10 Kasım 2009 Salı

GENÇ KIZLAR TACİZ MAĞDURU

Yarışma programı var “Yaş 15”
Hani ülkemin bir aydının 15 yaşındaki genç kıza cinsel istismardan hüküm giydiği yaş. Gençlerin cinsel olarak her türlü durumlarının istismarla ifade edildiği yaş.
Ülkemizde ve tüm medeni ülkelerde evlenme yaşı 18, oy kullanma yaşı da öyle.
Sigortalı çalışma yaşı 16, iş kurma yaşı yine en az 18.
Ancak sahneye çıkıp vücuduyla, sesiyle birilerini etkileyip ünlü olma yaşı yok. Gençler Yaş 15 de sahne alıyor, şov yapıyorlar.
Eğitim ortalamasının 3,5 sınıf olduğu –yani ilköğretimin yarısı bile değil- aydınların genç kızlara cinsel istismardan suçlanıp hüküm giydiği ülkemizde gençler;
Mankenlik, oyunculuk, şarkıcılık gibi görsel sanat veya vazifelere vücutlarını da malzeme olarak kullanmaya daha 15 yaşında özendiriliyor. Çok güzel, çok başarılı, çok alımlı olmak şartlandırılıyor. Anneleri onlara rehberlik ediyor. Giyimlerine kuşamlarına, hareketlerine, edalarına nasıl daha göz alıcı olacaklarına karar veriyor. Tv de izleyenlere hoş görünmek için süper mini, içgösterir veya açık giysilerle sahneye çıkıyorlar. Henüz çocuk yaşta, gelişmemiş vücutları, sesleri ve oturmamış kişilikleriyle koca bir dünyanın içine sokuluyorlar.
Peki, ne için?
Kariyer, ün, para, erkenden geleceklerini kurtarmak için.
Ne pahasına?
Daha o yaşta bedenlerini kullanarak ilerlemek pahasına.
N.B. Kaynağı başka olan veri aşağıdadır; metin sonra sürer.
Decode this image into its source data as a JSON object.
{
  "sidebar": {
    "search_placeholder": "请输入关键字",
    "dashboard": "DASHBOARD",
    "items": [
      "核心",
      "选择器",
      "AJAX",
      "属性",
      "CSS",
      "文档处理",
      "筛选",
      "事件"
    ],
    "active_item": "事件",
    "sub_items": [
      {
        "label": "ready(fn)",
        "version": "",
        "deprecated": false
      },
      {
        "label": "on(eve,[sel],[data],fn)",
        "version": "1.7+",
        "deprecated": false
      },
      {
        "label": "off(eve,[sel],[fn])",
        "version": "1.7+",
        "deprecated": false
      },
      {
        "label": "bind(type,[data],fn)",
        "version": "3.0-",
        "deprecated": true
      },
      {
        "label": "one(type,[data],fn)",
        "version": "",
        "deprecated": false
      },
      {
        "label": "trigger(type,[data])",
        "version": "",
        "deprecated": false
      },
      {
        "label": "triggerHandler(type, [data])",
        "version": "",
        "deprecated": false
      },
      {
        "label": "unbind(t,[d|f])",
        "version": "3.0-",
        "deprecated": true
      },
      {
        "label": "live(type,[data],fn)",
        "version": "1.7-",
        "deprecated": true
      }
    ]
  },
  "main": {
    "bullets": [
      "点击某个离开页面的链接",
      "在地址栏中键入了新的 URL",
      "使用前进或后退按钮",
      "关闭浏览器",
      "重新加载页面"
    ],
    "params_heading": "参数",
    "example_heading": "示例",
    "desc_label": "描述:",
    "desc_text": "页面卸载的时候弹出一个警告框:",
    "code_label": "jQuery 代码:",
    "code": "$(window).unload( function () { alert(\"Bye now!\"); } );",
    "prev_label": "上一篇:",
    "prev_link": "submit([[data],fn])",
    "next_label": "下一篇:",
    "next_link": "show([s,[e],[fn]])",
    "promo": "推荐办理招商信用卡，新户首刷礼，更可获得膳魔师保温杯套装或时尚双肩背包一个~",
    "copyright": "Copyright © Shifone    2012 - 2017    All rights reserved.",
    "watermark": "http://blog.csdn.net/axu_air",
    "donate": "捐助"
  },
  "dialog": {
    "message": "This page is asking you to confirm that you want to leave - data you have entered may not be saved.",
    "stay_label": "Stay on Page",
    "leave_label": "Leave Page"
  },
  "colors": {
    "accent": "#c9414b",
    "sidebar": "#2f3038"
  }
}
Böylece çok para kazanıp kazandıkları para ile hayat standartlarını geliştirip ailelerine daha iyi imkânlar sağlıyorlar.
Ya ülkemin cahil kalmış, okumuş ama ilerleme kat edememiş kişileri bunlara tacizde bulunursa ne oluyor?
Belki korkunç gelecek ama şayet tacizde bulunan çok varlıklı, çok yüksek mevkii sahibi birisiyse ve genç kıza yüksek kariyer vaat ediyorsa, onu sahnelere sunuyorsa bir şey olmuyor.
Tacizde bulunan kızı başkalarıyla paylaşmayıp kendine saklamayı düşünüyorsa fişlenip hapsi boyluyor.
Burada yazılanlar sahne sanatlarını yermek için değil, çok zorlukları olan bu alanda gençlerin mevcut zekâlarıyla ve tecrübeleriyle zarar göreceklerini hatırlatmak içindir.
Eğitimini tamamlayıp, meslek hayatına atıldığında hayatını sürdürecek olgunluğa peyderpey erişmiş kişiler istedikleri tüm meşru meslekleri yapabilir ve zorluklarına göğüs gerebilirler.
Benim içimi acıtan; henüz zorunlu eğitimi bile tamamlamamış, zorunlu yaşları aşamamış, kendini nelerden ve nasıl koruyacağını öğrenmemiş gençlerimizin daha kırılganken, zorlu bir dünyaya özendirilerek sokulmalarıdır.
Allah çocuklarımızı bize emanet ediyor.
Emaneti hakkıyla koruyabilmemizi nasip etsin. Çocuklarımızı böyle özentilerden ve mecburiyetlerden esirgesin.